Saturday, March 27, 2010

Fanatisme Novel

-- Bandung Mawardi

NOVEL kerap membuat pembaca sanggup membuat ramalan atas jalan cerita dan kemungkinan karakterisasi tokoh untuk dikenali dengan sekian referensi dan pengalaman atas diri manusia. Kebiasaan membaca novel memberi stimulus mengenali manusia dalam taburan tema. Novel dalam sejarah peradaban manusia seperti medium menginsafi diri dalam pilihan menerima dan menolak sesuai dengan patokan realitas atau imajinasi. Novel telah membuat hidup manusia jadi ganjil dan genap mengacu pada kodrat menjadikan diri sebagai makhluk literasi.

Fanatisme terhadap novel menjadi kisah pembaca dalam ketegangan keimanan dan pengikhlasan diri atas nama pelbagai pamrih. Orang membaca novel mungkin dengan pengharapan belajar menjadi manusia, mencecap pengetahuan, memuaskan hasrat imajinasi, kerja menikmati waktu senggang, pencapaian martabat intelektual, tindakan menghibur diri, dan lain-lain. Fanatisme dalam pengertian positif menandakan diri pembaca memiliki ikatan intim atau sejenis iman untuk menggauli novel dengan produktif dan konstruktif. Fanatisme pun bisa menjelma keterlenaan pembaca untuk sekadar mengeksploitasi diri dengan novel sebagai pemuas atau bisa mencapaipada titik akut: menghibur diri sampai mati dengan membaca novel.

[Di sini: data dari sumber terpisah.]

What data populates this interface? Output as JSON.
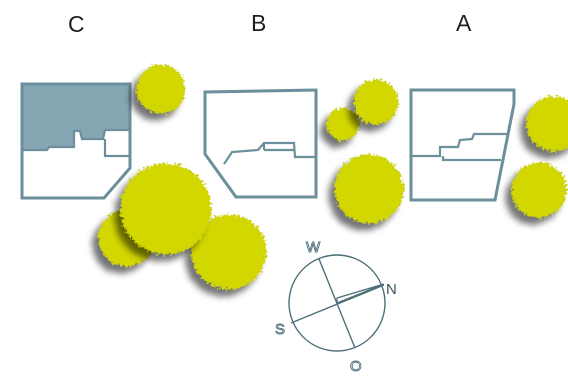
{
  "plots": [
    {
      "id": "C",
      "label": "C"
    },
    {
      "id": "B",
      "label": "B"
    },
    {
      "id": "A",
      "label": "A"
    }
  ],
  "compass": {
    "west": "W",
    "south": "S",
    "north": "N",
    "east": "O"
  },
  "colors": {
    "outline": "#6b8f9b",
    "shaded_area": "#85a6b2",
    "tree_fill": "#d2d700",
    "tree_edge": "#c8cc10",
    "shadow": "#8a8a8a"
  }
}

Produksi novel-novel populer lawas di Indonesia bisa menjadi parameter atas fanatisme novel. Publik pembaca memiliki perbedaan selera atas novel dengan pelbagai konsekuensi harga diri ketika pembaca melakukan pergaulan literasi dengan orang lain atau komunitas. Kelimpahan novel populer dalam hitungan angka penjualan dan pengaruh untuk pembaca kentara memberi bukti atas segmentasi atau arahan pilihan fanatisme terhadap novel. Pembaca memiliki hak memilih sikap fanatik dengan novel-novel Marga T, Mira W, La Rose, Titi Said, Maria A. Sardjono, Edy D. Iskandar, Ashadi Siregar, Abdullah Harahap, Motinggo Busye, Fredy S, S. Mara GD, V. Lesatari, dan lain-lain.

Pembaca fanatis memiliki dalil untuk membenarkan antusiasme membaca dan menikmati pola cerita dari pengarang. Fanatisme terbentuk karena pembiasaan dan intimitas atas hal-hal dalam novel atau pemujaan pengarang mirip dengan sihir selebritas.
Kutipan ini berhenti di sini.